Он попросил позволения у монтобанских коллег почитать дневник, который мадемуазель Матильда Турне вела, похоже, еще с отроческих лет. Потрясающая дисциплина для нашего века, полного новых технологий, позволяющих с много большей легкостью и простотой потратить свободное время. Впрочем, — Перрен огляделся — компьютера в квартире не наблюдалось. Комнат было две: одна — спальня, вся в мелкий цветочек, с аккуратно застеленной девичьей кроватью и томиком Толстого на тумбочке в изголовье. Вторая служила гостиной и столовой: синяя скатерть на большом столе, темного дерева массивные стулья: спинки и сиденья обиты темно-красной кожей. Тяжелый буфет — в нем китайские вазы, бело-синие, явный антиквариат. На стенах фотографии и пастель, изображающая задумчивую девочку лет четырнадцати с букетом полевых цветов на коленях. При известном допущении девочкой могла быть сама мадемуазель.

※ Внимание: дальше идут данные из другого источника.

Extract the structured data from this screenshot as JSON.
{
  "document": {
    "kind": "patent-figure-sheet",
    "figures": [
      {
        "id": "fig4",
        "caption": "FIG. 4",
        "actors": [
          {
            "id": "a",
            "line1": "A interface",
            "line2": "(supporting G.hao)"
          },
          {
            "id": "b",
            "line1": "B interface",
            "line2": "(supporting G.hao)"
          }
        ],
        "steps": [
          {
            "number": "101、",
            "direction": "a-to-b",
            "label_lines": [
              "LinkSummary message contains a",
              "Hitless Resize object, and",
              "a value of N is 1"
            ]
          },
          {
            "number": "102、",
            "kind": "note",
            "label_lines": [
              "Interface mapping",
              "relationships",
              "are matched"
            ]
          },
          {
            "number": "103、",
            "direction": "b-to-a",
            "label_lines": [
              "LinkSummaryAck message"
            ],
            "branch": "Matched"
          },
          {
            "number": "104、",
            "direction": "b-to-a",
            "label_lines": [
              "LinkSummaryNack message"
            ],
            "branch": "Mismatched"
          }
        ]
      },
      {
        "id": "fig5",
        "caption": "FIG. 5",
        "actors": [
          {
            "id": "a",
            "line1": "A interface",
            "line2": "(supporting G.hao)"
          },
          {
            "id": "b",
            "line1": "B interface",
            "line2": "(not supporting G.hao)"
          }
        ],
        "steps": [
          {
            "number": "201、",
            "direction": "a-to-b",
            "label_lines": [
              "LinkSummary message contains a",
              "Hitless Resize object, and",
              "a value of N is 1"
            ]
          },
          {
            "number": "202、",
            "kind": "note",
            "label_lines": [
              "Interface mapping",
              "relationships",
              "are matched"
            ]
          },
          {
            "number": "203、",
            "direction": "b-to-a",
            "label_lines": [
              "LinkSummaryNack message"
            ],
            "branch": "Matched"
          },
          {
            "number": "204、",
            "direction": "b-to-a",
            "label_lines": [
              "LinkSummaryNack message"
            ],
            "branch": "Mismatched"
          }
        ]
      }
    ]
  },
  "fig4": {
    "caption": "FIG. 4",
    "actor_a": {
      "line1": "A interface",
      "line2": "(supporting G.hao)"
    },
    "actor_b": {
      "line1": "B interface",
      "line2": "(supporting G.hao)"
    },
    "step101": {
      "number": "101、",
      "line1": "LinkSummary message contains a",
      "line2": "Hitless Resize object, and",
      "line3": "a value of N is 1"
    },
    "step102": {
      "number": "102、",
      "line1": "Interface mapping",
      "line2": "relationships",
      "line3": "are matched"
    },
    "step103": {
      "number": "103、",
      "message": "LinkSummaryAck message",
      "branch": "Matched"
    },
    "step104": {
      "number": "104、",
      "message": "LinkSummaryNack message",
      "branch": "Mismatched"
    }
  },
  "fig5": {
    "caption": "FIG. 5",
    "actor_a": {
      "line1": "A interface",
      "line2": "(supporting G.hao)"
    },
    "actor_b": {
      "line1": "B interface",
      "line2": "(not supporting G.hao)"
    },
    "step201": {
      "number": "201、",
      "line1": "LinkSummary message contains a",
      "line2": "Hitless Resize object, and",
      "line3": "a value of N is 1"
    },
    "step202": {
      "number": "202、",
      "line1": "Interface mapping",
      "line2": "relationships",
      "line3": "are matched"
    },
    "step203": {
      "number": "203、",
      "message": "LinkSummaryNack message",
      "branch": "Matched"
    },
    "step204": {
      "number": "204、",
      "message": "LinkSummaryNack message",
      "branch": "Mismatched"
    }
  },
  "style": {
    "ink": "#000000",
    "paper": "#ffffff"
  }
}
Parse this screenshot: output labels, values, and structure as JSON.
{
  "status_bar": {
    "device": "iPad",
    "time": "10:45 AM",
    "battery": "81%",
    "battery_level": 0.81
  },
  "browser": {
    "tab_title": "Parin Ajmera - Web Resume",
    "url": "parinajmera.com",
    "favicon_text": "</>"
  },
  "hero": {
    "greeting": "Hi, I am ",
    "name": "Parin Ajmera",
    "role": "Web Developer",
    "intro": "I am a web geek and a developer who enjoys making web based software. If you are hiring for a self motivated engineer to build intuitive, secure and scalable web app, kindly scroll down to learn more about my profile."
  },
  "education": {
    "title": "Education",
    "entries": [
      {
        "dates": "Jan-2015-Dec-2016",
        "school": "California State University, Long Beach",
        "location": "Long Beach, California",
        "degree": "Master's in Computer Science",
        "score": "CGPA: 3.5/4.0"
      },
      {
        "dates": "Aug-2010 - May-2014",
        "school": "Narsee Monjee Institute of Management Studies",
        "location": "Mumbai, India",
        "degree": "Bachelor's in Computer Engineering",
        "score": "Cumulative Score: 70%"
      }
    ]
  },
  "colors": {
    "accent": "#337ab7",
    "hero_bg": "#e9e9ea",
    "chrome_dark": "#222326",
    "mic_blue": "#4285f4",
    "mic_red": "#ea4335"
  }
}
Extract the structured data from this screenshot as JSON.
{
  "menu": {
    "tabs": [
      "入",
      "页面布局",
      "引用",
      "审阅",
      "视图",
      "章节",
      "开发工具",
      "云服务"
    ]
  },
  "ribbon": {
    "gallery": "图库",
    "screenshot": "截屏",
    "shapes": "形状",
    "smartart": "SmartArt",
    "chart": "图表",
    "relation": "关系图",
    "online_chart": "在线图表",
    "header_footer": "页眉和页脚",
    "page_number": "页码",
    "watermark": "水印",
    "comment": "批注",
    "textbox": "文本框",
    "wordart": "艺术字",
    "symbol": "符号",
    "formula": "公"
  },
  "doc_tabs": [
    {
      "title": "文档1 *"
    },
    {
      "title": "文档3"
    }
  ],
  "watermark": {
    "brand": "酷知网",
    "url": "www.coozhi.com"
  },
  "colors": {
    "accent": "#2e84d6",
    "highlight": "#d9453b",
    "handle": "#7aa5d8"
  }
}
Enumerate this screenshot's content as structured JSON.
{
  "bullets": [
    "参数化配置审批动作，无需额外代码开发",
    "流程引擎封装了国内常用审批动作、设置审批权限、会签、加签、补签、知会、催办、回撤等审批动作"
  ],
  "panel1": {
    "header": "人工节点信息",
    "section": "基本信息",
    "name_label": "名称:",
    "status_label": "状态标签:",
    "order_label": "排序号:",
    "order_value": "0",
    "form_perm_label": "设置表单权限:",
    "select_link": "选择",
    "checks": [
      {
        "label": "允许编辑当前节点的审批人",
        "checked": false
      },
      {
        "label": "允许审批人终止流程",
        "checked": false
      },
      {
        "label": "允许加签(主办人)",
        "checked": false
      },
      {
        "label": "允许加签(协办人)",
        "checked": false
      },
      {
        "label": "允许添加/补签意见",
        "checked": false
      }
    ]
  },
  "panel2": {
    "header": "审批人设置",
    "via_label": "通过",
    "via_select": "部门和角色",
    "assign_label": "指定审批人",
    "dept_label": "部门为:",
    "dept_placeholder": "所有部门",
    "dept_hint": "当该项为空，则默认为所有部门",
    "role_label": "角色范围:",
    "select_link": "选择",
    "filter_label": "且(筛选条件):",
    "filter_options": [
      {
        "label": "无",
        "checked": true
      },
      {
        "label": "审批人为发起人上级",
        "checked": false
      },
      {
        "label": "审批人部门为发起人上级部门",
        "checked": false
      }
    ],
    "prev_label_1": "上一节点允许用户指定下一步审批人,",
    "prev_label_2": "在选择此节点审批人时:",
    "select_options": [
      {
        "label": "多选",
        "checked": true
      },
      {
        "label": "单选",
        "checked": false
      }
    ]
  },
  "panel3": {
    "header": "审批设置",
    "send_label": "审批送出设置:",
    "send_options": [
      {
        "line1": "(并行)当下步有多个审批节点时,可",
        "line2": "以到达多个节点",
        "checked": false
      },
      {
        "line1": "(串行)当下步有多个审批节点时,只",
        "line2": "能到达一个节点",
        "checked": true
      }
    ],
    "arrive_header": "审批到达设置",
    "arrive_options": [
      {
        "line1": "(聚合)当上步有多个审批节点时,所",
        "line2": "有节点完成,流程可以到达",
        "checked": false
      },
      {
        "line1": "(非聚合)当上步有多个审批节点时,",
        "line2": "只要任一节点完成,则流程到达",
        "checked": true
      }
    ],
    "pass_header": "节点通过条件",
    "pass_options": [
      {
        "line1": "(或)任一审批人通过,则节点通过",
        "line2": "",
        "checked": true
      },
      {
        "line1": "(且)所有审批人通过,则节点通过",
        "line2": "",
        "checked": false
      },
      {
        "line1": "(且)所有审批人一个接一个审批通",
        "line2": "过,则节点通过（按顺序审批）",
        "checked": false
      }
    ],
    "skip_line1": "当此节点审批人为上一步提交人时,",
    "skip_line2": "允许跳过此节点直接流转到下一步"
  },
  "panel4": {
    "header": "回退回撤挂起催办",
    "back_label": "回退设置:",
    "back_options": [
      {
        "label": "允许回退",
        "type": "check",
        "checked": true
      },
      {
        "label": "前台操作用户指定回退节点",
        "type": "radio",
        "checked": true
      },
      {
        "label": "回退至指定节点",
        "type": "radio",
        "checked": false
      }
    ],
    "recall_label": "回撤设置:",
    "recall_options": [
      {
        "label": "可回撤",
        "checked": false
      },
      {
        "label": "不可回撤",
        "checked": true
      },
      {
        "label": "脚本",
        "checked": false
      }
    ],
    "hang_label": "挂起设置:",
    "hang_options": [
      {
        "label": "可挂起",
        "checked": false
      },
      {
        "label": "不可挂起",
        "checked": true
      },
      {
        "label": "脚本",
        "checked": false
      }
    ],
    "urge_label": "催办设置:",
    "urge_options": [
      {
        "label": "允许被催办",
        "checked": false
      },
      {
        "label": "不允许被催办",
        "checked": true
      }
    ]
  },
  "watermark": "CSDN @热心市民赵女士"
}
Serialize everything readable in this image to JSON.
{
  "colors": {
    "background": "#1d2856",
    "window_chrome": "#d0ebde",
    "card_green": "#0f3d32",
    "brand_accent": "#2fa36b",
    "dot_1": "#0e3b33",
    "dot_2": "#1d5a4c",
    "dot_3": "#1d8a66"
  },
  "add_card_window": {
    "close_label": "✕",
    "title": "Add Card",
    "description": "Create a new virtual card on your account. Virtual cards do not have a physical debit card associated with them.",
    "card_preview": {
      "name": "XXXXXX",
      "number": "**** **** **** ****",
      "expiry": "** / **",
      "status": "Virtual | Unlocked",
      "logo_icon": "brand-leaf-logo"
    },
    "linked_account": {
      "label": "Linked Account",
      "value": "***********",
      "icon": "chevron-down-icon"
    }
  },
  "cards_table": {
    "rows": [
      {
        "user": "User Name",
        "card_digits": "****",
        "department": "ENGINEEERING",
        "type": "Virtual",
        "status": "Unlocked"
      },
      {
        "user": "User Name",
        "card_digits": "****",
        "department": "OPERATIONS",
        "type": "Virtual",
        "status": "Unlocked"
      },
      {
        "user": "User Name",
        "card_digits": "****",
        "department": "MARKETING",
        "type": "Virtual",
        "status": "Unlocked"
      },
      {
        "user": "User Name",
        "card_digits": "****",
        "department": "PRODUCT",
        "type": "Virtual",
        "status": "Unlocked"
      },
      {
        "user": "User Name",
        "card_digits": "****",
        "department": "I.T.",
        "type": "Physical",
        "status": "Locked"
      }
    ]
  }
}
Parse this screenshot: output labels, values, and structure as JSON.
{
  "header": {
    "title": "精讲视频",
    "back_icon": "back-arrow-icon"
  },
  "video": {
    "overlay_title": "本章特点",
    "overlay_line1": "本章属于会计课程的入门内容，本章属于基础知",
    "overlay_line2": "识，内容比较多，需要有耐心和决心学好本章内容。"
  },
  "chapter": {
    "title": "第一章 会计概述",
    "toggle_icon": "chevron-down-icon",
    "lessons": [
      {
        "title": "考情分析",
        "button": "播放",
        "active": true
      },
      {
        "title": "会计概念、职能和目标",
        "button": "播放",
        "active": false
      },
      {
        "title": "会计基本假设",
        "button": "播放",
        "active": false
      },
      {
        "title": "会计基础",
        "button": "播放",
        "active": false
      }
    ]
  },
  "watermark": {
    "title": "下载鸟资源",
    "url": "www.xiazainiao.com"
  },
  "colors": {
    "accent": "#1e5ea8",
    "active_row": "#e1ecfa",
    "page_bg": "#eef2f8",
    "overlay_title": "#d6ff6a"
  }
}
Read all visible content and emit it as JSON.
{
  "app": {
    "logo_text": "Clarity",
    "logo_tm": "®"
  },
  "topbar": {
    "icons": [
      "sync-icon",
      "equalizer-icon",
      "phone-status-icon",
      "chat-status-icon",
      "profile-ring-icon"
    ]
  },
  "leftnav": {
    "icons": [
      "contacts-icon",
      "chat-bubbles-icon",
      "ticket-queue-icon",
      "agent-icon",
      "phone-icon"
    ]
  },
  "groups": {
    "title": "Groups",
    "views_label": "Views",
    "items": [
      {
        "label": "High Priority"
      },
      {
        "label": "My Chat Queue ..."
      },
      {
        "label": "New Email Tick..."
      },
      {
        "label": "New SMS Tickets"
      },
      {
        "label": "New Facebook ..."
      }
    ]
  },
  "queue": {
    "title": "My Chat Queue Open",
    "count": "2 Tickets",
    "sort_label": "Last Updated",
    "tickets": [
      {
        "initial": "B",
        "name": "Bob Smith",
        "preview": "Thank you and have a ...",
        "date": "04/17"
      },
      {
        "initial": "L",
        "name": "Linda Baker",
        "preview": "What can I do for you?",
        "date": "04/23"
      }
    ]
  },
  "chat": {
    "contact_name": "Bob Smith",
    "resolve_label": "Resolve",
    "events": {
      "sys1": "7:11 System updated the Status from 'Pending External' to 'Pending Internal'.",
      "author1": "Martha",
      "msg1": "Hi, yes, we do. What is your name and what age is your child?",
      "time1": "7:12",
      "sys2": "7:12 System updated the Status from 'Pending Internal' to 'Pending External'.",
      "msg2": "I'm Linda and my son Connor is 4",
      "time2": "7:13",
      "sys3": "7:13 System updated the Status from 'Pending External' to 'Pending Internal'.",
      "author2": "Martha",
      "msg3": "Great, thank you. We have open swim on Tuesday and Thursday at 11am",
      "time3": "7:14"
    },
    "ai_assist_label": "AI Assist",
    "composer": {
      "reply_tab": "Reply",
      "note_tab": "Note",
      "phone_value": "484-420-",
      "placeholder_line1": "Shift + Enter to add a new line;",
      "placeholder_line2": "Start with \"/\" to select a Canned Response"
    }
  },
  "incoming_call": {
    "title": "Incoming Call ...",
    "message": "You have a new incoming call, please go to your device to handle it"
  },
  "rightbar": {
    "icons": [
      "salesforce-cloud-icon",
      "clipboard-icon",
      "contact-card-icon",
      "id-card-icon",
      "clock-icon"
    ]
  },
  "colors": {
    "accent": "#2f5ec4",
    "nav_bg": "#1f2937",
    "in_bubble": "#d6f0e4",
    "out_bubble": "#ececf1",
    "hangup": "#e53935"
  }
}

Перрен вздохнул. В этом возрасте Матильда была уверена, что жизнь откроет для нее свои объятия, и там будут любовь, и шумная веселая семья, и путешествия в дальние страны. Но жизнь обманула: ни семьи, ни мужа у мадемуазель не случилось. Путешествовала она в основном в своем воображении, схоронила родителей, получила небольшое наследство и тихо его проживала, не изменив своим привычкам: утром в музейный архив, вечером — из музейного архива.
Но любовь Матильду все-таки настигла, когда ни она, ни кто другой и предположить не могли этакого взрыва чувств. Мадемуазель скрывала свою позднюю страсть от всех, доверяя по юношеской привычке только дневнику.